Auf der Internetseite "GuttenPlag Wiki" haben Nutzer Hunderte Hinweise auf Plagiate in der Doktorarbeit von Karl-Theodor zu Guttenberg zusammengetragen.

(Foto: dapd)

Studenten, Doktoranden, Promovierte, Naturwissenschaftler, Informatiker, Philosophen und einige Experten aus dem Umfeld des Online-Lexikons Wikipedia tummeln sich im Chatraum der Plattform. Dort tauschen sie sich darüber aus, nach welchen Kriterien etwa eine gefundene Stelle bewertet werden soll- als "Komplettplagiat", als "verschleiertes Plagiat", bei dem einige Worte geändert wurden, "Bauernopfer", bei dem zumindest eine Fußnote angegeben ist, oder als "verschärftes Bauernopfer".

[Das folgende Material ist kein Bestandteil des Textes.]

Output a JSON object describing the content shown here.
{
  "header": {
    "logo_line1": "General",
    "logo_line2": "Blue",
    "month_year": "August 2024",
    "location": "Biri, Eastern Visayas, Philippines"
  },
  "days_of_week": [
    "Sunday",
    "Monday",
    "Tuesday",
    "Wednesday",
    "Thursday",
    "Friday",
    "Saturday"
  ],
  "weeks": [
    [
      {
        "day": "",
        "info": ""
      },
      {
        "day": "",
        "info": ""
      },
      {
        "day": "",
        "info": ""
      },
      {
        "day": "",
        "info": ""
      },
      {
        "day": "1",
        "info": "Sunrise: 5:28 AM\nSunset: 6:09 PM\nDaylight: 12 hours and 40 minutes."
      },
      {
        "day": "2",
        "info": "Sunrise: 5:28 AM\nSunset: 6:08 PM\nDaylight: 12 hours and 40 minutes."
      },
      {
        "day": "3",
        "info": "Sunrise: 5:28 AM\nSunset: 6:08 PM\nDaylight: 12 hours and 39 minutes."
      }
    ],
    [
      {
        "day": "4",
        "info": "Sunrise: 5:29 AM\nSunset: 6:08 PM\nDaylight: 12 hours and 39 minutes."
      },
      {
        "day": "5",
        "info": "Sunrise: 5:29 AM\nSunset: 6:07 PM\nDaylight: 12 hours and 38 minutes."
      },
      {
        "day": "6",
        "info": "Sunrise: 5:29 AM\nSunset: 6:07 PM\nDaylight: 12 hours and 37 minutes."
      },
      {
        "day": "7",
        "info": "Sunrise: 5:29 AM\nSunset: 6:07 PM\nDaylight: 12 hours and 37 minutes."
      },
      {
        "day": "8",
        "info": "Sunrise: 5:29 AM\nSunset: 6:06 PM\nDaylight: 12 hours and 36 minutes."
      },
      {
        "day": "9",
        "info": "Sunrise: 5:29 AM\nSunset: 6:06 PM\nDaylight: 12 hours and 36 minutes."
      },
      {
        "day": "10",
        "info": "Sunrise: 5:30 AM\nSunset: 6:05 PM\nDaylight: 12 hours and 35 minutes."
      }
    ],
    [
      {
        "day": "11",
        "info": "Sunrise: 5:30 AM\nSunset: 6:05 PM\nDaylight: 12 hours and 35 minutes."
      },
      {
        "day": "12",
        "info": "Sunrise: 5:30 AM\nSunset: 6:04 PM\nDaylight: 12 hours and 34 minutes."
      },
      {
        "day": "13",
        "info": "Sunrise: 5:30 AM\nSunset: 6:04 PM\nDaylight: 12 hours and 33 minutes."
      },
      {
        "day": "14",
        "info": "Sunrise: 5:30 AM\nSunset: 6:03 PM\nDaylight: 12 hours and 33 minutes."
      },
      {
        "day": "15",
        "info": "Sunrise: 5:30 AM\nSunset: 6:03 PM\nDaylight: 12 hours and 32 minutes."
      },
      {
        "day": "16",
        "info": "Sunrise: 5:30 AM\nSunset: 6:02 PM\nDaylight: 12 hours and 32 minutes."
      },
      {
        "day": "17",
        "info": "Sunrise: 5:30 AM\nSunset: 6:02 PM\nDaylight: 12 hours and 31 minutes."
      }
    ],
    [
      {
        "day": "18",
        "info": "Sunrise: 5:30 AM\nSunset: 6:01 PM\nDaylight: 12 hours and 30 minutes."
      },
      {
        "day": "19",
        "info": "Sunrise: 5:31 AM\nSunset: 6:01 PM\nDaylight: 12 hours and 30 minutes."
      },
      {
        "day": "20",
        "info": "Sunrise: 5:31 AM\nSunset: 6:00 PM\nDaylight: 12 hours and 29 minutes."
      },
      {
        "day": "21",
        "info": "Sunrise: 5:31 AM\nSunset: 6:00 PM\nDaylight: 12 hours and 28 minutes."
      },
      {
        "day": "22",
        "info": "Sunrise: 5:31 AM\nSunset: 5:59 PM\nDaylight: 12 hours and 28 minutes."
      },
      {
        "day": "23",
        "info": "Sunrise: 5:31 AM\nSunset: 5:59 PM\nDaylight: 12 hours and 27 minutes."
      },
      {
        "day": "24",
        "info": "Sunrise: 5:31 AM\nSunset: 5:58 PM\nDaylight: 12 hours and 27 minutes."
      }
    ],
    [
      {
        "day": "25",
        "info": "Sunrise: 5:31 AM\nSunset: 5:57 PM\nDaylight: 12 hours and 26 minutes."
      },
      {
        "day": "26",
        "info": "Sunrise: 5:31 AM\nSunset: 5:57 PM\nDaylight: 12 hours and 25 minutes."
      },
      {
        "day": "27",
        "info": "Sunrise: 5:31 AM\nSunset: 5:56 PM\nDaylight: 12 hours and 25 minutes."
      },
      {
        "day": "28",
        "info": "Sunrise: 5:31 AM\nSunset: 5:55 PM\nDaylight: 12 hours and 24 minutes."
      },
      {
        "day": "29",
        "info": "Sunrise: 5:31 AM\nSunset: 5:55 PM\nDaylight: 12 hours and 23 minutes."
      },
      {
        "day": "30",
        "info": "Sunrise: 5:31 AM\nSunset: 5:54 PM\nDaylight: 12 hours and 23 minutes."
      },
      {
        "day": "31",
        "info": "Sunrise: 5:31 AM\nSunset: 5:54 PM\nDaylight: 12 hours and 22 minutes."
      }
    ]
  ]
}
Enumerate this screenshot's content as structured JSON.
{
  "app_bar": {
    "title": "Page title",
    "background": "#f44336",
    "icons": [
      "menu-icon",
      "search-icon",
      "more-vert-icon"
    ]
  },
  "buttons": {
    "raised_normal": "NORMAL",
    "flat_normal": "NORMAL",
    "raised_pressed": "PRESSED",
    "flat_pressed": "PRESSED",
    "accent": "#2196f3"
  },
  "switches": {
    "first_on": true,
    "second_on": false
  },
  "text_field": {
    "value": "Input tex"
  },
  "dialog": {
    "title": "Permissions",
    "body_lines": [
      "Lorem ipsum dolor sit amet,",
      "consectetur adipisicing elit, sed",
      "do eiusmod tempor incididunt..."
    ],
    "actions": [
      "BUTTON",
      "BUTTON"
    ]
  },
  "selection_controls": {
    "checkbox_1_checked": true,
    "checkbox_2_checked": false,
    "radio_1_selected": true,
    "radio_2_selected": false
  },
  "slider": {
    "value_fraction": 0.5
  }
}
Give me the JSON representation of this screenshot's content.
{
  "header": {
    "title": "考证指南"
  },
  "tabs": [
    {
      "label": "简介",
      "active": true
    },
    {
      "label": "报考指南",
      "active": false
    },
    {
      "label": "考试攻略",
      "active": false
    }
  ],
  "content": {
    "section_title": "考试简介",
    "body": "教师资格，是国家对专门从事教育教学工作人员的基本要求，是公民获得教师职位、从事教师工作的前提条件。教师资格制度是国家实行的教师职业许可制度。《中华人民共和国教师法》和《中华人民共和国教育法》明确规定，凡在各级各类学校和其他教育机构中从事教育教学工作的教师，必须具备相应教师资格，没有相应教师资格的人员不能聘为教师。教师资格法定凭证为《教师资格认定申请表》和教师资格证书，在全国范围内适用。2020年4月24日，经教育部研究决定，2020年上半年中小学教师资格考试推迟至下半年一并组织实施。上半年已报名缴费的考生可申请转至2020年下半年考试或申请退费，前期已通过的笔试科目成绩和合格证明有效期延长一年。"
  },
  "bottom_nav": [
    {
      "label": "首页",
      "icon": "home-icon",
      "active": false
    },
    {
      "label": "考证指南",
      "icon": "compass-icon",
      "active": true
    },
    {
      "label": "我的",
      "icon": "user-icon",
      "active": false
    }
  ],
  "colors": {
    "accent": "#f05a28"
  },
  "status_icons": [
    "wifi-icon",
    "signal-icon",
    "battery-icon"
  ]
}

Die Diskussionen zwischen Benutzern mit Namen wie "Argus", "Deus" und "Vegadark" sind hart in der Sache, aber niemals politisch. Stundenlang arbeiten sie konzentriert. Kalt und analytisch, wie bei einer wissenschaftlichen Studie, scheinen sie vorzugehen: Man steht vor einem Phänomen, das möglichst vollständig beschrieben werden soll. Wer sich bei einer Aufgabe bewährt hat, wird mit einer neuen bedacht. Wer agitiert, fliegt raus. PlagDoc nennt solche Nutzer "Kasperl". Es gibt nur wenige Kasperl auf "GuttenPlag Wiki".

"Die Nutzer sammeln die Plagiatsstellen nicht aus Bosheit - sondern weil sie bei diesem Thema ganz starke Gefühle haben", sagt PlagDoc. Sie wollen bei der Aufklärung des Falles helfen, ihre Sammlung soll an die Universität Bayreuth gehen. PlagDoc fürchtet, dass die Kommission, die Guttenbergs Dissertation prüft, von der Politik unter Druck gesetzt wird. "Wir wollen einen Gegendruck aufbauen", sagt er. "Und wir wollen der Öffentlichkeit zeigen, dass das, was Herr zu Guttenberg gemacht hat, etwas anderes ist, als in der Schule beim Banknachbarn abzuschreiben."

Nachdem die Plattform an diesem Montag ihren Zwischenbericht veröffentlicht hat, ist ein Großteil der Arbeit erledigt. PlagDoc hat es Spaß gemacht. "Es ist die Herausforderung, etwas Verstecktes zu finden, etwas aufzudecken, das jemand anderer verborgen hat." Die Motivation kommt durch den schnellen Erfolg, wie beim Rätselraten. "Eigentlich ist es wie ein Spiel", sagt PlagDoc - ein Spiel, das ganz real ist. Ein Spiel, das am Ende einen Bundesminister sein Amt kosten kann.